Curiosamente, ao contrário do que a maioria das pessoas acreditava ter acontecido, a cantora não morreu de overdose. Bem, pelo menos foi isso que os exames toxicológicos apontaram. Amy teria sofrido convulsões provocadas pelo uso de um medicamento de nome Librium, utilizado no combate ao alcoolismo. Mitch Winehouse, pai da cantora, afirma que o remédio teria prescrição médica e ajudava na desintoxicação do organismo. Dias depois da morte da filha, ele revelou que Amy vinha sofrendo, com freqüência, fortes convulsões provocadas pela síndrome de abstinência. Ele acredita que essas convulsões tenham sido a causa da morte da filha que vinha fazendo de tudo para largar o vício do álcool e das drogas. Mitch ainda acrescentou que a cantora, apesar dos problemas, sempre foi uma pessoa especial e educada, atendendo todos os fãs com carinho e atenção.

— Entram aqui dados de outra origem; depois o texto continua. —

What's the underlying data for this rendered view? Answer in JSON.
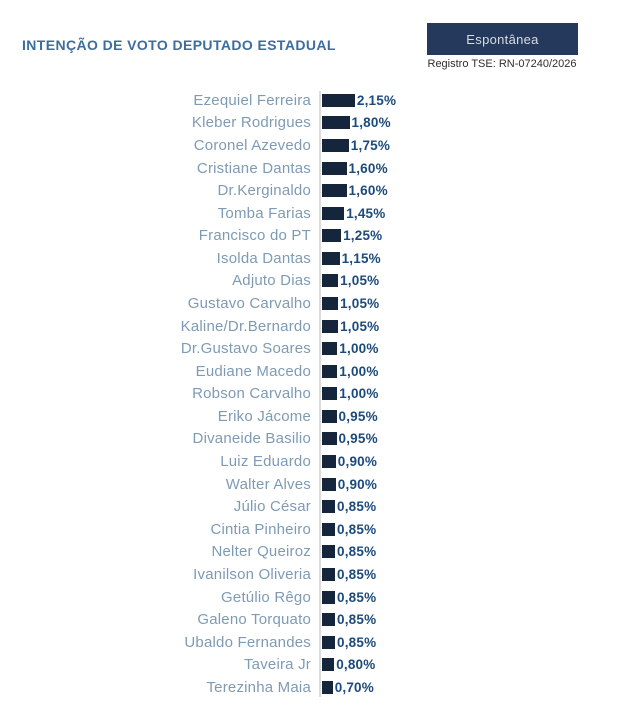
{
  "header": {
    "title": "INTENÇÃO DE VOTO DEPUTADO ESTADUAL",
    "badge_label": "Espontânea",
    "registry_text": "Registro TSE: RN-07240/2026"
  },
  "chart_data": {
    "type": "bar",
    "orientation": "horizontal",
    "title": "INTENÇÃO DE VOTO DEPUTADO ESTADUAL",
    "xlabel": "",
    "ylabel": "",
    "unit": "%",
    "decimal_style": "comma",
    "xlim": [
      0,
      2.5
    ],
    "grid": false,
    "legend": null,
    "categories": [
      "Ezequiel Ferreira",
      "Kleber Rodrigues",
      "Coronel Azevedo",
      "Cristiane Dantas",
      "Dr.Kerginaldo",
      "Tomba Farias",
      "Francisco do PT",
      "Isolda Dantas",
      "Adjuto Dias",
      "Gustavo Carvalho",
      "Kaline/Dr.Bernardo",
      "Dr.Gustavo Soares",
      "Eudiane Macedo",
      "Robson Carvalho",
      "Eriko Jácome",
      "Divaneide Basilio",
      "Luiz Eduardo",
      "Walter Alves",
      "Júlio César",
      "Cintia Pinheiro",
      "Nelter Queiroz",
      "Ivanilson Oliveria",
      "Getúlio Rêgo",
      "Galeno Torquato",
      "Ubaldo Fernandes",
      "Taveira Jr",
      "Terezinha Maia"
    ],
    "values": [
      2.15,
      1.8,
      1.75,
      1.6,
      1.6,
      1.45,
      1.25,
      1.15,
      1.05,
      1.05,
      1.05,
      1.0,
      1.0,
      1.0,
      0.95,
      0.95,
      0.9,
      0.9,
      0.85,
      0.85,
      0.85,
      0.85,
      0.85,
      0.85,
      0.85,
      0.8,
      0.7
    ],
    "value_labels": [
      "2,15%",
      "1,80%",
      "1,75%",
      "1,60%",
      "1,60%",
      "1,45%",
      "1,25%",
      "1,15%",
      "1,05%",
      "1,05%",
      "1,05%",
      "1,00%",
      "1,00%",
      "1,00%",
      "0,95%",
      "0,95%",
      "0,90%",
      "0,90%",
      "0,85%",
      "0,85%",
      "0,85%",
      "0,85%",
      "0,85%",
      "0,85%",
      "0,85%",
      "0,80%",
      "0,70%"
    ],
    "colors": {
      "bar": "#15263c",
      "value_label": "#1c4a7b",
      "category_label": "#7e9bb5",
      "axis_line": "#dcdcdc",
      "title": "#3d6d9e",
      "badge_bg": "#24395c",
      "badge_text": "#d7dce3",
      "registry_text": "#2e2e2e",
      "background": "#ffffff"
    }
  }
}
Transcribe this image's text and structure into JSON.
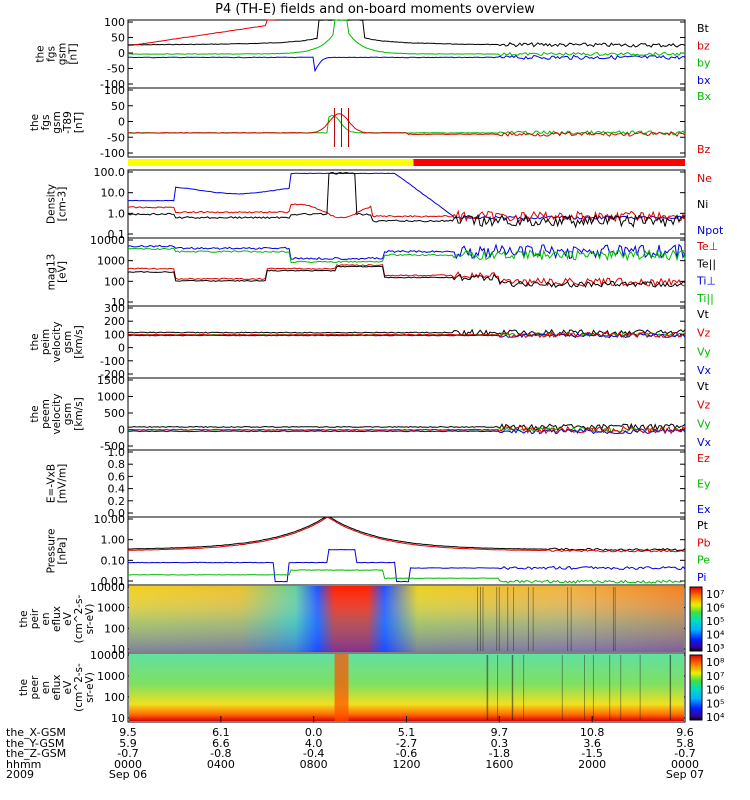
{
  "title": "P4 (TH-E) fields and on-board moments overview",
  "chart_data": {
    "type": "line",
    "title": "P4 (TH-E) fields and on-board moments overview",
    "x_tick_labels": [
      "0000\nSep 06",
      "0400",
      "0800",
      "1200",
      "1600",
      "2000",
      "0000\nSep 07"
    ],
    "x_ticks_hhmm": [
      "0000",
      "0400",
      "0800",
      "1200",
      "1600",
      "2000",
      "0000"
    ],
    "x_dates": [
      "Sep 06",
      "",
      "",
      "",
      "",
      "",
      "Sep 07"
    ],
    "xrange_hours": [
      0,
      24
    ],
    "panels": [
      {
        "id": "fgs",
        "ylabel": [
          "the",
          "fgs",
          "gsm",
          "[nT]"
        ],
        "yticks": [
          "100",
          "50",
          "0",
          "-50",
          "-100"
        ],
        "ylim": [
          -100,
          100
        ],
        "legend": [
          {
            "name": "Bt",
            "color": "#000000"
          },
          {
            "name": "bz",
            "color": "#dd0000"
          },
          {
            "name": "by",
            "color": "#00bb00"
          },
          {
            "name": "bx",
            "color": "#0000dd"
          }
        ]
      },
      {
        "id": "fgs-t89",
        "ylabel": [
          "the",
          "fgs",
          "gsm",
          "-T89",
          "[nT]"
        ],
        "yticks": [
          "100",
          "50",
          "0",
          "-50",
          "-100"
        ],
        "ylim": [
          -120,
          100
        ],
        "legend": [
          {
            "name": "Bx",
            "color": "#00bb00"
          },
          {
            "name": "Bz",
            "color": "#dd0000"
          }
        ]
      },
      {
        "id": "density",
        "ylabel": [
          "Density",
          "[cm-3]"
        ],
        "yticks": [
          "100.0",
          "10.0",
          "1.0",
          "0.1"
        ],
        "ylim": [
          0.1,
          100
        ],
        "legend": [
          {
            "name": "Ne",
            "color": "#dd0000"
          },
          {
            "name": "Ni",
            "color": "#000000"
          },
          {
            "name": "Npot",
            "color": "#0000dd"
          }
        ]
      },
      {
        "id": "temperature",
        "ylabel": [
          "mag13",
          "[eV]"
        ],
        "yticks": [
          "10000",
          "1000",
          "100",
          "10"
        ],
        "ylim": [
          5,
          10000
        ],
        "legend": [
          {
            "name": "Te⊥",
            "color": "#dd0000"
          },
          {
            "name": "Te||",
            "color": "#000000"
          },
          {
            "name": "Ti⊥",
            "color": "#0000dd"
          },
          {
            "name": "Ti||",
            "color": "#00bb00"
          }
        ]
      },
      {
        "id": "peim-velocity",
        "ylabel": [
          "the",
          "peim",
          "velocity",
          "gsm",
          "[km/s]"
        ],
        "yticks": [
          "300",
          "200",
          "100",
          "0",
          "-100",
          "-200"
        ],
        "ylim": [
          -200,
          300
        ],
        "legend": [
          {
            "name": "Vt",
            "color": "#000000"
          },
          {
            "name": "Vz",
            "color": "#dd0000"
          },
          {
            "name": "Vy",
            "color": "#00bb00"
          },
          {
            "name": "Vx",
            "color": "#0000dd"
          }
        ]
      },
      {
        "id": "peem-velocity",
        "ylabel": [
          "the",
          "peem",
          "velocity",
          "gsm",
          "[km/s]"
        ],
        "yticks": [
          "1500",
          "1000",
          "500",
          "0",
          "-500"
        ],
        "ylim": [
          -600,
          1500
        ],
        "legend": [
          {
            "name": "Vt",
            "color": "#000000"
          },
          {
            "name": "Vz",
            "color": "#dd0000"
          },
          {
            "name": "Vy",
            "color": "#00bb00"
          },
          {
            "name": "Vx",
            "color": "#0000dd"
          }
        ]
      },
      {
        "id": "efield",
        "ylabel": [
          "E=-VxB",
          "[mV/m]"
        ],
        "yticks": [
          "1.0",
          "0.8",
          "0.6",
          "0.4",
          "0.2",
          "0.0"
        ],
        "ylim": [
          0,
          1
        ],
        "legend": [
          {
            "name": "Ez",
            "color": "#dd0000"
          },
          {
            "name": "Ey",
            "color": "#00bb00"
          },
          {
            "name": "Ex",
            "color": "#0000dd"
          }
        ]
      },
      {
        "id": "pressure",
        "ylabel": [
          "Pressure",
          "[nPa]"
        ],
        "yticks": [
          "10.00",
          "1.00",
          "0.10",
          "0.01"
        ],
        "ylim": [
          0.005,
          30
        ],
        "legend": [
          {
            "name": "Pt",
            "color": "#000000"
          },
          {
            "name": "Pb",
            "color": "#dd0000"
          },
          {
            "name": "Pe",
            "color": "#00bb00"
          },
          {
            "name": "Pi",
            "color": "#0000dd"
          }
        ]
      },
      {
        "id": "peir-spectrogram",
        "ylabel": [
          "the",
          "peir",
          "en",
          "eflux",
          "eV",
          "(cm^2-s-",
          "sr-eV)"
        ],
        "yticks": [
          "10000",
          "1000",
          "100",
          "10"
        ],
        "colorbar_ticks": [
          "10⁷",
          "10⁶",
          "10⁵",
          "10⁴",
          "10³"
        ]
      },
      {
        "id": "peer-spectrogram",
        "ylabel": [
          "the",
          "peer",
          "en",
          "eflux",
          "eV",
          "(cm^2-s-",
          "sr-eV)"
        ],
        "yticks": [
          "10000",
          "1000",
          "100",
          "10"
        ],
        "colorbar_ticks": [
          "10⁸",
          "10⁷",
          "10⁶",
          "10⁵",
          "10⁴"
        ]
      }
    ]
  },
  "ephemeris": {
    "rows": [
      {
        "name": "the_X-GSM",
        "values": [
          "9.5",
          "6.1",
          "0.0",
          "5.1",
          "9.7",
          "10.8",
          "9.6"
        ]
      },
      {
        "name": "the_Y-GSM",
        "values": [
          "5.9",
          "6.6",
          "4.0",
          "-2.7",
          "0.3",
          "3.6",
          "5.8"
        ]
      },
      {
        "name": "the_Z-GSM",
        "values": [
          "-0.7",
          "-0.8",
          "-0.4",
          "-0.6",
          "-1.8",
          "-1.5",
          "-0.7"
        ]
      },
      {
        "name": "hhmm",
        "values": [
          "0000",
          "0400",
          "0800",
          "1200",
          "1600",
          "2000",
          "0000"
        ]
      },
      {
        "name": "2009",
        "values": [
          "Sep 06",
          "",
          "",
          "",
          "",
          "",
          "Sep 07"
        ]
      }
    ]
  }
}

Amy Winehouse: antes e depois das drogas
Olha... Eu tenho certeza absoluta que muitos internautas que leram esse post até aqui, agora, estão bradando aos quatro ventos: PQP lá vem outra biografia ‘mascarada’, daquelas escritas por um familiar ou amigo chegado, que quer transformar o bad boy ou a ‘santa’ numa pessoa imaculada, sério candidato (a) a canonização!
Calma, calma pessoal... Tudo indica que “Amy, Minha Filha”, lançado pela Record, quebra todos esses estereótipos que contribuíram para o descrédito de grande parte das biografias lançadas, até agora, no universo literário. Vejam bem, eu disse “tudo indica”, porque ainda não li o livro de Mitch Winehouse por isso não posso afirmar nada. As impressões que obtive sobre a obra são frutos de informações colhidas em jornais, entrevistas, Internet e também de um primo, residente em São Paulo, que comprou a obra e já está, segundo ele, com a leitura bem adiantada  bem pra lá do meio. Falei com ele anteontem pelo telefone  e conversamos uns dez minutos sobre a biografia.

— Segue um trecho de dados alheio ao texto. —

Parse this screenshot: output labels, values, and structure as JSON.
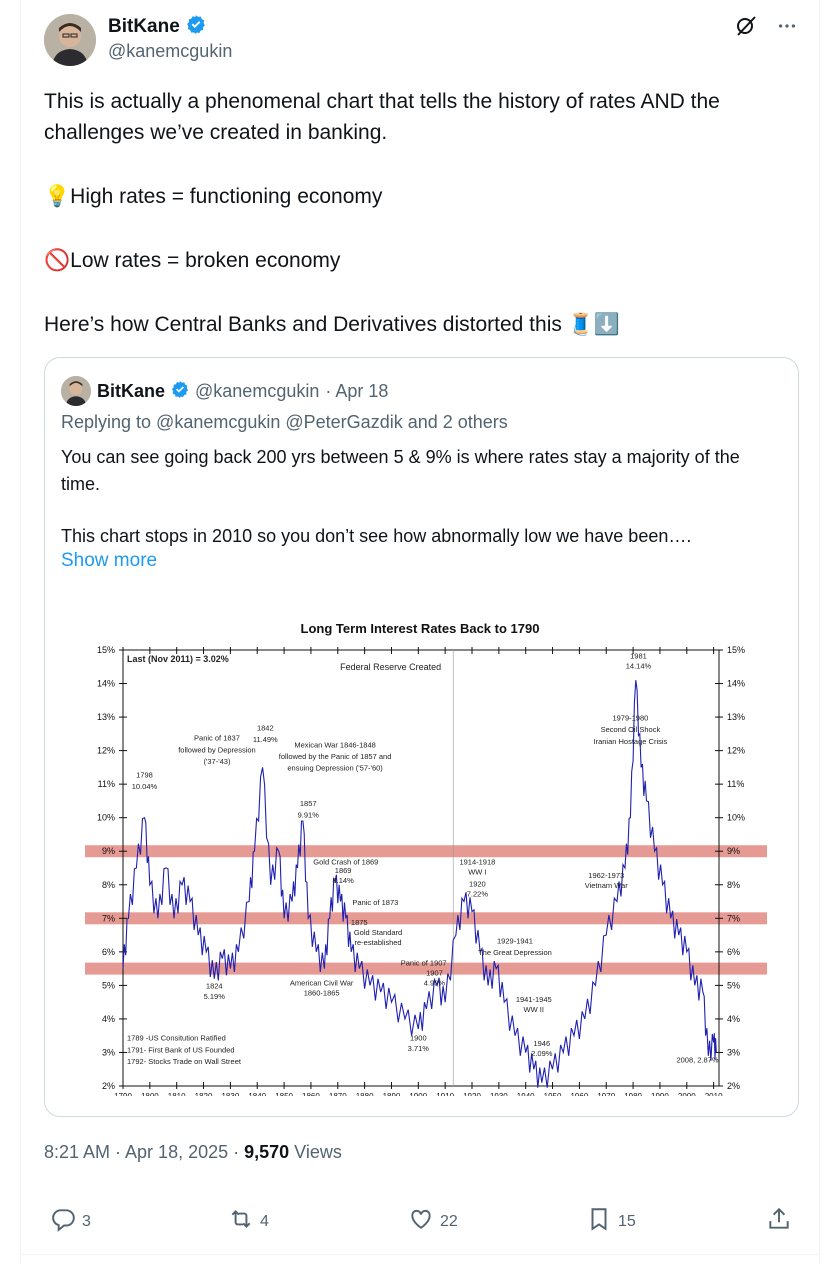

Por isso, levando-se em conta todas essas fontes, “Amy, Minha Filha” é um relato bem fiel sobre a vida da cantora. Li há algum tempo numa revista, não me lembro qual, uma entrevista de Mitch dizendo que pretendia lançar um livro sobre a vida da filha; mas um livro que fosse o mais sincero possível. E, parece que o pai de Amy Winehouse cumpriu a sua promessa.
Antes de escrever esse post, por acaso li, uma reportagem do Jotabê Medeiros, publicada no Estadão, que opina sobre o livro.
Segundo a matéria preparada pelo jornalista do Estadão, o pai de Amy Winehouse abre o seu coração no livro contando ‘tudo e mais tudo’ sobre a vida da filha: os escândalos; o seu ‘debut’ no mundo das drogas pesadas, o relacionamento pai/filha que as vezes se tornava insuportável por causa das drogas e por aí afora.
Ele fala da amizade com a filha de forma franca, sem esconder suas fraquezas, suas falhas e suas inseguranças.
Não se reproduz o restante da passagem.